Het kabinet acht het van belang dat imams de integratie en participatie van Turkse Nederlanders in de Nederlandse samenleving niet belemmeren. Het kabinet bevordert dat er Nederlandse opleidingen voor islamitische theologie beschikbaar zijn, zodat de moskeeën alhier hun voorgangers meer en meer kunnen betrekken uit in Nederland opgeleide geestelijken.
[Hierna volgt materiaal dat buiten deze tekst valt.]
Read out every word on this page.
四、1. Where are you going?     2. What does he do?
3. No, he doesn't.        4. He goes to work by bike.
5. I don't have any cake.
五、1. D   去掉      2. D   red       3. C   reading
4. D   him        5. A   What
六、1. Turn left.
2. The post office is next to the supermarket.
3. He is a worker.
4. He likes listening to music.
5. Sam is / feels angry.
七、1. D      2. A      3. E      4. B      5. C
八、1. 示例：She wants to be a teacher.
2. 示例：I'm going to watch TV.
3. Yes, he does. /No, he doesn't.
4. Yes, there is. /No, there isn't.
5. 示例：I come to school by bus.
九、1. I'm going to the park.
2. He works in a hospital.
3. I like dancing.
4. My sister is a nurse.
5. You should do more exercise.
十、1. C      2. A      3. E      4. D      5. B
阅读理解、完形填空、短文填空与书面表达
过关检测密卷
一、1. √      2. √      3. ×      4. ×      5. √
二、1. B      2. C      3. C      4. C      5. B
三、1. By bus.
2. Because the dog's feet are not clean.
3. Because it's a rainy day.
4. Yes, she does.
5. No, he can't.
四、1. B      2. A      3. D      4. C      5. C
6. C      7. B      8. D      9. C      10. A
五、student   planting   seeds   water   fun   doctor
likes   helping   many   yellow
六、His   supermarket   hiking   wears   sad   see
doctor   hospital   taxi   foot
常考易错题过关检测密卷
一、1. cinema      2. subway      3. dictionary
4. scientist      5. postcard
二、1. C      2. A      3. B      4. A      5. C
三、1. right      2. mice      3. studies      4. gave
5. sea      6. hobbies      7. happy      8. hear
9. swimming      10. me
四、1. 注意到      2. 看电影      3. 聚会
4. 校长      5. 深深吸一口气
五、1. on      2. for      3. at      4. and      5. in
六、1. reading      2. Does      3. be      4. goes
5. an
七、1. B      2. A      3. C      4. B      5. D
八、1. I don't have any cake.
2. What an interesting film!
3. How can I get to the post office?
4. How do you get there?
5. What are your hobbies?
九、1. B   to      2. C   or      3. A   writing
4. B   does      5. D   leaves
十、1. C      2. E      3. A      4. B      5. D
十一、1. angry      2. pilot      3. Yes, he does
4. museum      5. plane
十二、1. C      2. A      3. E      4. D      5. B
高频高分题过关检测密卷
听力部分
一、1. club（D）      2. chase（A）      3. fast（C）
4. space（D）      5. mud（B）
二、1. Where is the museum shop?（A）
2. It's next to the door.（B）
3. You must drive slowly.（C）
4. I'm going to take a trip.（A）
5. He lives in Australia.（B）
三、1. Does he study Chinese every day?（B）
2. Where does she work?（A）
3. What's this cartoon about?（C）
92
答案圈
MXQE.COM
Het kabinet beziet dit onderwerp in het kader van de voorgenomen wet arbeid vreemdelingen.
Hoeveel Turkse moskeeën in Nederland onderhouden banden met Diyanet?
Zie antwoord vraag 2.
In hoeverre is de Gülenbeweging betrokken bij de mede door Diyanet georganiseerde activiteiten?
Uit het onderzoek naar de Gülenbeweging dat op 14 december 2010 (kamerstuk: 32 500 VII, Nr. 71 aan uw kamer is verzonden, blijkt niet dat er sprake is van samenwerking tussen de Gülenbeweging en Diyanet.
Deelt u de mening dat de subsidies die worden gegeven aan organisaties die banden onderhouden met Diyanet moeten worden gestopt, omdat dit zich tegen de integratie van Turken in Nederland richt?
Het is niet vastgesteld dat organisaties die met Diyanet samenwerken zich keren tegen de integratie van Turkse Nederlanders. Vanuit het rijk worden er geen subsidies verstrekt aan organisaties die integratiebelemmerende activiteiten ondernemen.